The government is proposing to remove the requirement for algorithmic trading firms with a market making strategy to enter into binding, written market making agreements with trading venues, including the need for both entities to have effective systems and controls in place to fulfil their obligations under the agreement.

Examples Where Clarification May Be Beneficial

HM Treasury also points to areas where clarification would be beneficial, indicating that its preferred option would be to bring that about through regulatory guidance. One example is the regulatory perimeter for trading venues. HM Treasury recognizes that under the current definitions there is uncertainty as to whether a technology firm that allows investment firms to exchange trading interest and execute transactions with their clients needs to be authorized as an MTF. In addition, there is uncertainty about the regulatory status of brokers arranging transactions over the phone without operating a central mechanism to match client orders.

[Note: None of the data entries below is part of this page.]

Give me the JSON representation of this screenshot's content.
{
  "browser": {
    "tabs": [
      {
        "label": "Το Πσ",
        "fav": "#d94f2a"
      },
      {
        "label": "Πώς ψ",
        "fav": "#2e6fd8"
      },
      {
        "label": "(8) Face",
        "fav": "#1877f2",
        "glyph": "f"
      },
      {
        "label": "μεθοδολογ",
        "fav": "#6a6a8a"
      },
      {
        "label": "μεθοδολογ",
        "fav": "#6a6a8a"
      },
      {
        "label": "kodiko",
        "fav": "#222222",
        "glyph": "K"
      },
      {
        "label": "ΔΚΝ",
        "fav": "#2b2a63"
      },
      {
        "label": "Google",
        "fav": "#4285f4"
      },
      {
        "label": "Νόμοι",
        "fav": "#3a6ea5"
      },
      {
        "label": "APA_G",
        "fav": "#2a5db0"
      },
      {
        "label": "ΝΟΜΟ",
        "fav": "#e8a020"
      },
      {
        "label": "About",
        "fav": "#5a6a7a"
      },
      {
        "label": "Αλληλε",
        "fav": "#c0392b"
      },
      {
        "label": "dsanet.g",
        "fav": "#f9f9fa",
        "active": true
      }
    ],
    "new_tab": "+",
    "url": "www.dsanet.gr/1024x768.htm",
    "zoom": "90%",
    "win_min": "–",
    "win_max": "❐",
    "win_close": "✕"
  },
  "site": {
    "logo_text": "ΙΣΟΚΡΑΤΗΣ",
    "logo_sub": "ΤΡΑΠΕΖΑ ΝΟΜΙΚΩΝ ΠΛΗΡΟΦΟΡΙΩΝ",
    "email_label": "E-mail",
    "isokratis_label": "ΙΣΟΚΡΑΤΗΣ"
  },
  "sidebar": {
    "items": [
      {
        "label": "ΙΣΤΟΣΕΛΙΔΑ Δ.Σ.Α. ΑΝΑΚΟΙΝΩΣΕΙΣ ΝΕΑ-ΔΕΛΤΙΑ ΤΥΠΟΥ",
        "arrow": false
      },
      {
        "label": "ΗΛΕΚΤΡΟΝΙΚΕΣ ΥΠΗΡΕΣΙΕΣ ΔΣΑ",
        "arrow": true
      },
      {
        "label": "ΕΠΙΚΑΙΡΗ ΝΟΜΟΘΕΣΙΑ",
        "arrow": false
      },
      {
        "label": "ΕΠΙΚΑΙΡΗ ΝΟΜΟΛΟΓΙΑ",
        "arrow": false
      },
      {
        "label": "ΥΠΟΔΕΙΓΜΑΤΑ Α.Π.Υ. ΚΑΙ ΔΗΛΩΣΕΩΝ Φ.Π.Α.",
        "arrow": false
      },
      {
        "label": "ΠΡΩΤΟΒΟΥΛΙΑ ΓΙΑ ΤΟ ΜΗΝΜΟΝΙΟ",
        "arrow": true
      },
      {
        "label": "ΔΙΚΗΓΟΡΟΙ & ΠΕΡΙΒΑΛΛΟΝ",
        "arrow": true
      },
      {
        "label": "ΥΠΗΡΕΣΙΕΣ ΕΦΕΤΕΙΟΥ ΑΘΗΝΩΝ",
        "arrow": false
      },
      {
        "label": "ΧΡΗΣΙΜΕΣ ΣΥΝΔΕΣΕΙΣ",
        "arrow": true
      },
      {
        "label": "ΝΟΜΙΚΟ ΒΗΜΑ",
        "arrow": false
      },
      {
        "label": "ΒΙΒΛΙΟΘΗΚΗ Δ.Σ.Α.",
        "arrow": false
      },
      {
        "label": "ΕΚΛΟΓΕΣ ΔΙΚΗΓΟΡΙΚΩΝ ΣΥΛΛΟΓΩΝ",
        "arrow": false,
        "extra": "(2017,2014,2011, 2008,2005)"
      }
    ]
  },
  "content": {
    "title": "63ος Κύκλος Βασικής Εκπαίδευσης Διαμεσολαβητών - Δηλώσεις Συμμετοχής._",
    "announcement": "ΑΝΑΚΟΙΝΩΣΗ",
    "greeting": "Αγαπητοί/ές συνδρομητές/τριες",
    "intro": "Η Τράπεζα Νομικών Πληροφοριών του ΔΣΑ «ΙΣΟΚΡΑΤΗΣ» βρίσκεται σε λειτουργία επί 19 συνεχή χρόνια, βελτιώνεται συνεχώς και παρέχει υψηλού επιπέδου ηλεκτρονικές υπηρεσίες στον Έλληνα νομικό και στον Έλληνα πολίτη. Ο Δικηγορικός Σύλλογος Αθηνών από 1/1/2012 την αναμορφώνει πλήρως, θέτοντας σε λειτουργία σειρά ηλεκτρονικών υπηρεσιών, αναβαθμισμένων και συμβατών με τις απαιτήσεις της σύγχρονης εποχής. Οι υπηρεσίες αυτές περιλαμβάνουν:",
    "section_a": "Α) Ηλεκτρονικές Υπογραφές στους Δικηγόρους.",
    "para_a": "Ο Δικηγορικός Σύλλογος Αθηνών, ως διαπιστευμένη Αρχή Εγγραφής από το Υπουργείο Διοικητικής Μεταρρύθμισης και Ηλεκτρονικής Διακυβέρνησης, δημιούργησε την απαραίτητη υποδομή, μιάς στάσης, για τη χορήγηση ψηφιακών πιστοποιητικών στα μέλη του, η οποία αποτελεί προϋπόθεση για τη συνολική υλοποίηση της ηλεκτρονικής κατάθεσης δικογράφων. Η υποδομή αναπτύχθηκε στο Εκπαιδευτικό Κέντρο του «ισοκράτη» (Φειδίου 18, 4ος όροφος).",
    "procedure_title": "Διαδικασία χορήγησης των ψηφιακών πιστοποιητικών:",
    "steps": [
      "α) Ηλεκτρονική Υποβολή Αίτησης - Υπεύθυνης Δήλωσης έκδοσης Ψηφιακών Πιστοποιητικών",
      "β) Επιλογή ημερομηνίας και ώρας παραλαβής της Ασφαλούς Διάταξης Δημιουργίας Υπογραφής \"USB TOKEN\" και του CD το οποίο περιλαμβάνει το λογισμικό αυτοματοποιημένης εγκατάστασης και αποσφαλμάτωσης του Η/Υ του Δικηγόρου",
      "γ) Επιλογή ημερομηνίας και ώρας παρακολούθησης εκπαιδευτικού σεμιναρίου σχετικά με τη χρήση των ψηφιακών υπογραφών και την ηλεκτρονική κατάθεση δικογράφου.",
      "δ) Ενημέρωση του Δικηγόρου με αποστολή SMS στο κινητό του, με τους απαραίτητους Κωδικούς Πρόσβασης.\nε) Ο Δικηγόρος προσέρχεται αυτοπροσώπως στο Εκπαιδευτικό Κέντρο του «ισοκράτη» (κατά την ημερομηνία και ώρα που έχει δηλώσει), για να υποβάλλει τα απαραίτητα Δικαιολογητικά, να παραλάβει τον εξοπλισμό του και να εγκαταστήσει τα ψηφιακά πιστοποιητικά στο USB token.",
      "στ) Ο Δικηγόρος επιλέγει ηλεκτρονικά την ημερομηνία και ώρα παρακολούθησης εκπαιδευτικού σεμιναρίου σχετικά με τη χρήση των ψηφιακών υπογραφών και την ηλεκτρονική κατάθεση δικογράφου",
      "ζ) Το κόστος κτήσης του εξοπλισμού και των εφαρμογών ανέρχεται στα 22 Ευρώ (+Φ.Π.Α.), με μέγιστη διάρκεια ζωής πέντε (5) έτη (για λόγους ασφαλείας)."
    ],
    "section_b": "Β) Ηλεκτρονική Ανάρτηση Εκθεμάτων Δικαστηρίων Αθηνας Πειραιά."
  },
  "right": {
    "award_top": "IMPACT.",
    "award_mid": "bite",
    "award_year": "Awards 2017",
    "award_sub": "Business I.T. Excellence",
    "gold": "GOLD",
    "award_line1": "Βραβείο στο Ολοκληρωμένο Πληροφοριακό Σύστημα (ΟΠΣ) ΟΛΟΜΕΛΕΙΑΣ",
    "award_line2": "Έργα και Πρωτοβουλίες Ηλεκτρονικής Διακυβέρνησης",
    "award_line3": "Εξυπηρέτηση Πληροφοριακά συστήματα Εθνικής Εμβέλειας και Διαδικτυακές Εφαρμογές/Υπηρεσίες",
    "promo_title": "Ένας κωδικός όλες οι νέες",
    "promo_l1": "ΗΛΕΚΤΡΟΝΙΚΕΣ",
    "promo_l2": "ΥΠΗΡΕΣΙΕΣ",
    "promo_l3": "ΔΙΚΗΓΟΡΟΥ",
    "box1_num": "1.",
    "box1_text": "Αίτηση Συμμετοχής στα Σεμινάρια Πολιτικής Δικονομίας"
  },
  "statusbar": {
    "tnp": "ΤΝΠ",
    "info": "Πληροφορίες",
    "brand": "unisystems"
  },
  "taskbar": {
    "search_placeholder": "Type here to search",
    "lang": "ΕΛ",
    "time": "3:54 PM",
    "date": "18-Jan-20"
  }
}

Another example highlighted in the consultation paper focuses on the roles of market operators and participants during an outage. HM Treasury’s view is that more is needed to ensure that trading can continue during market outages and that this could be done through the FCA developing common procedures, communication standards and guidelines.

脚注

[1]  See HM Treasury consultation, Wholesale Markets Review, July 2021.

[2]  The EU MiFID II Quick Fix provisions must be transposed into national laws and applied from February 28, 2022. The U.K. version of MiFID Quick Fix, The Markets in Financial Instruments (Capital Markets) (Amendment) Regulations 2021, will apply from July 26, 2021.

[3]  See the FCA’s Supervisory Statement on the Operation of the MiFID Markets Regime after the end of the EU withdrawal transition period, published December 2020.

[4]  See the FCA’s Statement on supervision of commodity position limits, published July 2021.

[5]  The EU has also been considering how best to encourage an EU equity CTP. For details, see our blog on the 2019 report by the European Securities and Markets Authority, “EU MiFID II Review: First Review Report on Prices for Market Data and on the Consolidated Tape.”

[6]  ESMA recommended the first two of the proposals in its 2019 report.